A partir de aquí el Madrid se templó y comenzó a jugar como se le demanda. Bueno, lo intentaba. El pésimo estado del terreno de juego, con más arena blanca que la Playa de Jandía, imposibilitaba ver una mejor distribución del cuero. Sin embargo, los blancos se mostraron con mayor y mejor predisposición en el toque que en partidos anteriores. Pellegrini abandonó esa obsesión que parece tener con el doble pivote defensivo. Sacó a Gago del once titular, y dejó que Guti pusiera la música junto al 'puerta' Lass. Granero se alternaba con Cristiano por todo el campo al igual que hacían Raúl y Benzema en la delantera.

El guión del partido se estaba cumpliendo punto por punto. La Juventus había conseguido su gol inicial de cabeza en un fallo defensivo del Madrid. Los blancos, entonces, se apoderaron del balón, y achucharon a los italianos que encontraron, como de costumbre, su nidito de amor en el área defendida por Buffón. Las paredes que Ronaldo y Granero intentaban en la frontal morían en la defensa italiana, aunque en el ambiente rondaba un tufillo de que alguna de ellas cristalizaría en gol. Y así fue.

Ronaldo, que igual te juega en la banda que se deja caer por el centro, encontró en la corona del área un resquicio para encontrar al siempre batallador Raúl. El capitán brilla más por su entrega por la efectividad, y en esta ocasión aprovechó la torpeza de Chiellini para sacarle un penalti de jugador pillo. Cristiano Ronaldo, que le ha tomado cariño a los 11 metros, engañó a Buffón sin arriesgarse, pues el césped (la playa de Sevilla, mejor dicho) no invitaba a colocaciones en las escuadras ni en las bases de los palos. Por el centro, tan pancho, el portugués hacía justicia e igualaba la contienda.

El paso por los vestuarios no impidió que el Madrid volviera a caer en la misma piedra.
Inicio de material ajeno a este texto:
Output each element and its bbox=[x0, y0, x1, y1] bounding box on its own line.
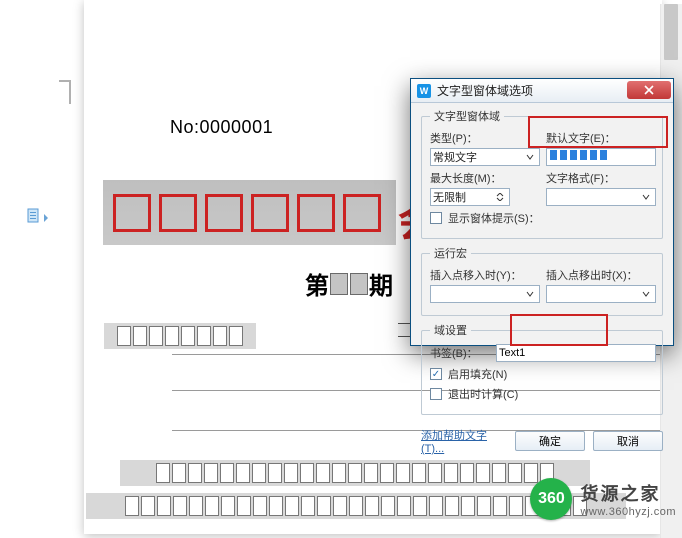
page-thumbnail-icon[interactable] bbox=[26, 208, 42, 224]
issue-prefix: 第 bbox=[305, 266, 329, 301]
chevron-down-icon bbox=[639, 190, 653, 204]
maxlen-label: 最大长度(M)： bbox=[430, 170, 540, 186]
text-form-field-options-dialog: W 文字型窗体域选项 文字型窗体域 类型(P)： 常规文字 默认文字(E)： bbox=[410, 78, 674, 346]
cancel-button[interactable]: 取消 bbox=[593, 431, 663, 451]
dialog-body: 文字型窗体域 类型(P)： 常规文字 默认文字(E)： bbox=[411, 103, 673, 427]
on-enter-label: 插入点移入时(Y)： bbox=[430, 267, 540, 283]
group-text-form-field: 文字型窗体域 类型(P)： 常规文字 默认文字(E)： bbox=[421, 108, 663, 239]
title-char-slot bbox=[297, 194, 335, 232]
title-char-slot bbox=[205, 194, 243, 232]
serial-number: No:0000001 bbox=[170, 117, 273, 138]
format-select[interactable] bbox=[546, 188, 656, 206]
serial-prefix: No: bbox=[170, 117, 200, 137]
app-icon: W bbox=[417, 84, 431, 98]
dropdown-caret-icon bbox=[44, 214, 48, 222]
title-char-slot bbox=[159, 194, 197, 232]
watermark-url: www.360hyzj.com bbox=[580, 506, 676, 518]
type-label: 类型(P)： bbox=[430, 130, 540, 146]
chevron-down-icon bbox=[523, 150, 537, 164]
ok-button[interactable]: 确定 bbox=[515, 431, 585, 451]
show-prompt-checkbox[interactable] bbox=[430, 212, 442, 224]
group-legend: 域设置 bbox=[430, 322, 471, 338]
calc-on-exit-checkbox[interactable] bbox=[430, 388, 442, 400]
default-text-input[interactable] bbox=[546, 148, 656, 166]
default-text-selection bbox=[549, 149, 653, 161]
title-char-slot bbox=[113, 194, 151, 232]
watermark-badge: 360 bbox=[530, 478, 572, 520]
stepper-icon bbox=[493, 190, 507, 204]
group-legend: 运行宏 bbox=[430, 245, 471, 261]
fill-enabled-checkbox[interactable] bbox=[430, 368, 442, 380]
calc-on-exit-label: 退出时计算(C) bbox=[448, 386, 518, 402]
chevron-down-icon bbox=[639, 287, 653, 301]
maxlen-value: 无限制 bbox=[433, 189, 466, 205]
type-select-value: 常规文字 bbox=[433, 149, 477, 165]
type-select[interactable]: 常规文字 bbox=[430, 148, 540, 166]
maxlen-stepper[interactable]: 无限制 bbox=[430, 188, 510, 206]
issue-slot[interactable] bbox=[350, 273, 368, 295]
issue-suffix: 期 bbox=[369, 266, 393, 301]
on-exit-select[interactable] bbox=[546, 285, 656, 303]
dialog-title: 文字型窗体域选项 bbox=[437, 82, 533, 99]
close-button[interactable] bbox=[627, 81, 671, 99]
issue-slot[interactable] bbox=[330, 273, 348, 295]
serial-value: 0000001 bbox=[200, 117, 274, 137]
dialog-button-row: 添加帮助文字(T)... 确定 取消 bbox=[411, 427, 673, 457]
form-field-strip[interactable] bbox=[120, 460, 590, 486]
watermark-cn: 货源之家 bbox=[580, 480, 676, 506]
bookmark-input[interactable] bbox=[496, 344, 656, 362]
title-char-slot bbox=[251, 194, 289, 232]
watermark-text: 货源之家 www.360hyzj.com bbox=[580, 480, 676, 518]
fill-enabled-label: 启用填充(N) bbox=[448, 366, 507, 382]
on-enter-select[interactable] bbox=[430, 285, 540, 303]
watermark: 360 货源之家 www.360hyzj.com bbox=[530, 478, 676, 520]
add-help-text-button[interactable]: 添加帮助文字(T)... bbox=[421, 431, 507, 451]
on-exit-label: 插入点移出时(X)： bbox=[546, 267, 656, 283]
scrollbar-thumb[interactable] bbox=[664, 4, 678, 60]
title-field-row[interactable] bbox=[103, 180, 396, 245]
title-char-slot bbox=[343, 194, 381, 232]
format-label: 文字格式(F)： bbox=[546, 170, 656, 186]
close-icon bbox=[644, 85, 654, 95]
issue-number: 第 期 bbox=[305, 266, 393, 301]
chevron-down-icon bbox=[523, 287, 537, 301]
form-field-strip[interactable] bbox=[104, 323, 256, 349]
bookmark-label: 书签(B)： bbox=[430, 345, 490, 361]
group-legend: 文字型窗体域 bbox=[430, 108, 504, 124]
dialog-titlebar[interactable]: W 文字型窗体域选项 bbox=[411, 79, 673, 103]
default-text-label: 默认文字(E)： bbox=[546, 130, 656, 146]
group-field-settings: 域设置 书签(B)： 启用填充(N) 退出时计算(C) bbox=[421, 322, 663, 415]
show-prompt-label: 显示窗体提示(S)： bbox=[448, 210, 540, 226]
group-run-macro: 运行宏 插入点移入时(Y)： 插入点移出时(X)： bbox=[421, 245, 663, 316]
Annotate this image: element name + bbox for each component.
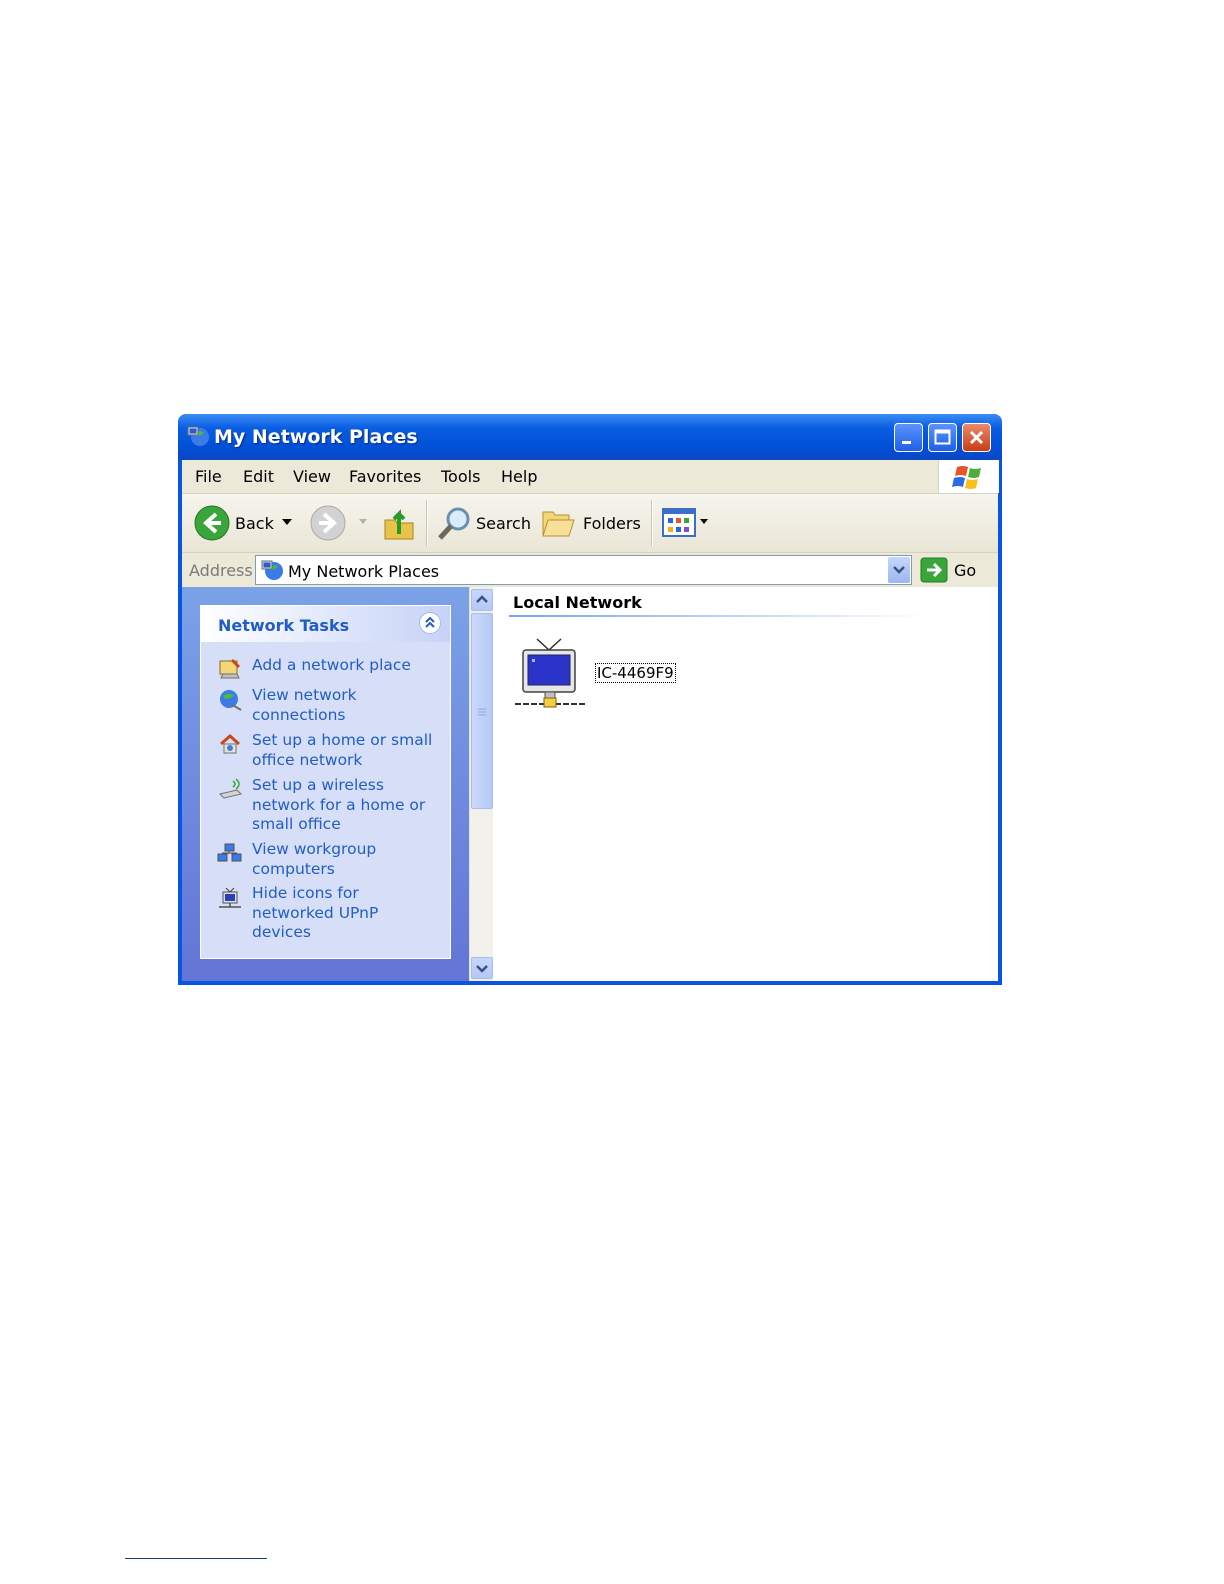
back-dropdown-icon[interactable] (282, 519, 292, 527)
maximize-icon (934, 429, 951, 445)
menu-file[interactable]: File (195, 467, 222, 486)
chevron-down-icon (476, 965, 488, 973)
search-icon[interactable] (436, 505, 474, 543)
chevron-up-icon (476, 595, 488, 603)
scroll-up-button[interactable] (471, 589, 493, 611)
forward-arrow-icon[interactable] (310, 505, 346, 541)
address-label: Address (189, 561, 253, 580)
task-pane: Network Tasks Add a network place View n… (182, 587, 469, 981)
back-arrow-icon[interactable] (194, 505, 230, 541)
network-connections-icon (220, 690, 242, 711)
folders-icon[interactable] (541, 506, 577, 540)
maximize-button[interactable] (928, 423, 957, 452)
go-button[interactable]: Go (954, 561, 976, 580)
menu-view[interactable]: View (293, 467, 331, 486)
search-button[interactable]: Search (476, 514, 531, 533)
window-title: My Network Places (214, 426, 418, 448)
go-arrow-icon[interactable] (920, 557, 948, 583)
network-places-icon (261, 560, 283, 580)
toolbar: Back Search Folders (182, 494, 998, 553)
upnp-monitor-icon[interactable] (513, 637, 591, 709)
collapse-button[interactable] (419, 612, 441, 634)
close-button[interactable] (962, 423, 991, 452)
chevron-down-icon (893, 566, 905, 574)
close-icon (969, 430, 984, 445)
menu-tools[interactable]: Tools (441, 467, 480, 486)
menu-help[interactable]: Help (501, 467, 537, 486)
upnp-device-icon (219, 887, 241, 908)
network-tasks-title: Network Tasks (218, 616, 350, 635)
back-button[interactable]: Back (235, 514, 274, 533)
menu-edit[interactable]: Edit (243, 467, 274, 486)
scroll-thumb[interactable] (471, 613, 493, 809)
scroll-down-button[interactable] (471, 957, 493, 979)
address-bar: Address My Network Places Go (182, 553, 998, 587)
add-network-place-icon (219, 658, 241, 679)
address-dropdown[interactable] (888, 557, 910, 583)
minimize-button[interactable] (894, 423, 923, 452)
forward-dropdown-icon[interactable] (359, 519, 367, 525)
menu-favorites[interactable]: Favorites (349, 467, 421, 486)
network-tasks-panel: Network Tasks Add a network place View n… (200, 605, 451, 959)
minimize-icon (902, 441, 911, 444)
title-bar[interactable]: My Network Places (178, 414, 1002, 460)
grip-icon (478, 708, 486, 716)
up-folder-icon[interactable] (382, 504, 416, 542)
windows-logo (938, 460, 999, 493)
group-divider (509, 615, 929, 617)
network-places-icon (187, 426, 209, 446)
folders-button[interactable]: Folders (583, 514, 641, 533)
views-icon[interactable] (662, 508, 712, 538)
chevron-up-double-icon (425, 616, 435, 628)
toolbar-separator (651, 500, 653, 546)
footnote-separator (125, 1558, 267, 1559)
windows-flag-icon (952, 466, 981, 489)
address-value: My Network Places (288, 562, 440, 581)
device-label[interactable]: IC-4469F9 (595, 663, 676, 683)
workgroup-icon (217, 843, 242, 862)
content-pane: Local Network IC-4469F9 (493, 587, 998, 981)
home-network-icon (220, 733, 240, 754)
group-header-local-network: Local Network (513, 593, 642, 612)
address-input[interactable]: My Network Places (255, 555, 912, 585)
toolbar-separator (426, 500, 428, 546)
menu-bar: File Edit View Favorites Tools Help (182, 460, 999, 494)
vertical-scrollbar[interactable] (469, 587, 493, 981)
wireless-network-icon (219, 778, 242, 799)
explorer-window: My Network Places File Edit View Favorit… (178, 414, 1002, 985)
network-tasks-header[interactable]: Network Tasks (201, 606, 450, 642)
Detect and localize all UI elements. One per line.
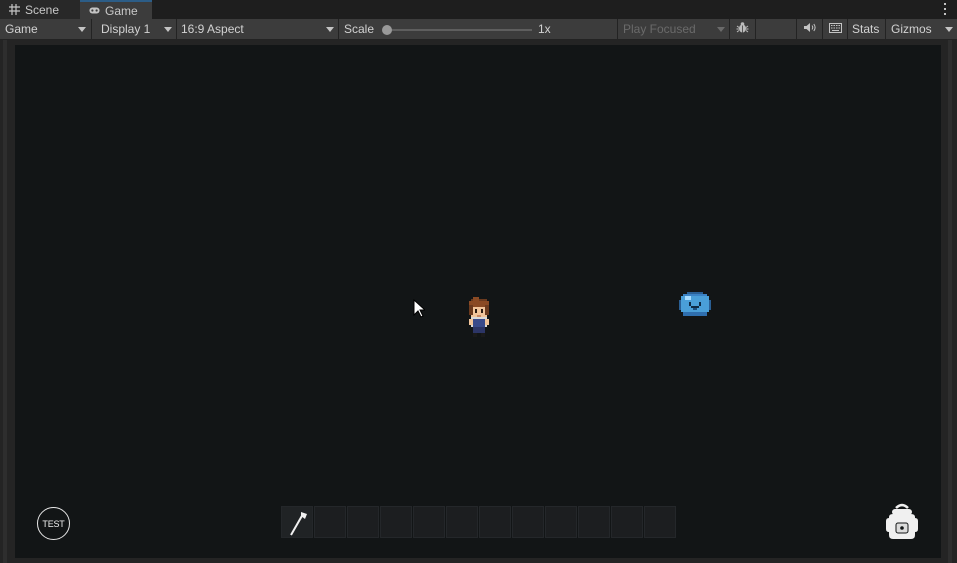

La Juve, especialista en la recepción de regalos, aprovechó el enésimo fallo de la defensa en zona que el nuevo Madrid plantea en los balones parados. Salihamidzic, un tipo que no levanta dos palmos del suelo, se elevó completamente solo en el área blanca y cabeceó a la red de un Dudek que calcó el mejor de los movimientos de las estatuas ecuestres.

CANSANCIO Y PATADAS ITALIANAS

El transcurrir del tiempo no le hizo bien al Madrid. Al equipo le pesaban las piernas como si cada jugador llevara pesas de 10 kilos en las medias, y la Juventus sólo tenía que preocuparse de destruir y destruir. La especialidad de los italianos hasta en los amistosos. Camoranesi repartió faltas y patadas de todos los colores y sabores. Se quedó tan ancho pues tenía el favor de un arbitraje de pretemporada.

Con el Madrid muriendo en el intento, la Juve sacó la mejor de sus armas: la violencia. Un tal Grygera, al que posiblemente conocerán en su casa y que en sus ratos libres hará de matón de barrio, estuvo a punto de cargarse la rodilla de Cristiano Ronaldo con una patada tan avergonzante para el espectáculo como para el árbitro que sólo le sacó la tarjeta amarilla.

Los posteriores intentos de Pepe y el propio Cristiano Ronaldo que, por suerte, pudo acabar el partido sin pasar por la enfermería, quedaron en nada. Dos despistes defensivos le sirvieron a la Juventus para llevarse un partido que, por parte de los italianos, fue de todo menos amistoso. El Madrid progresa adecuadamente, pero suspende en 'cabeza'.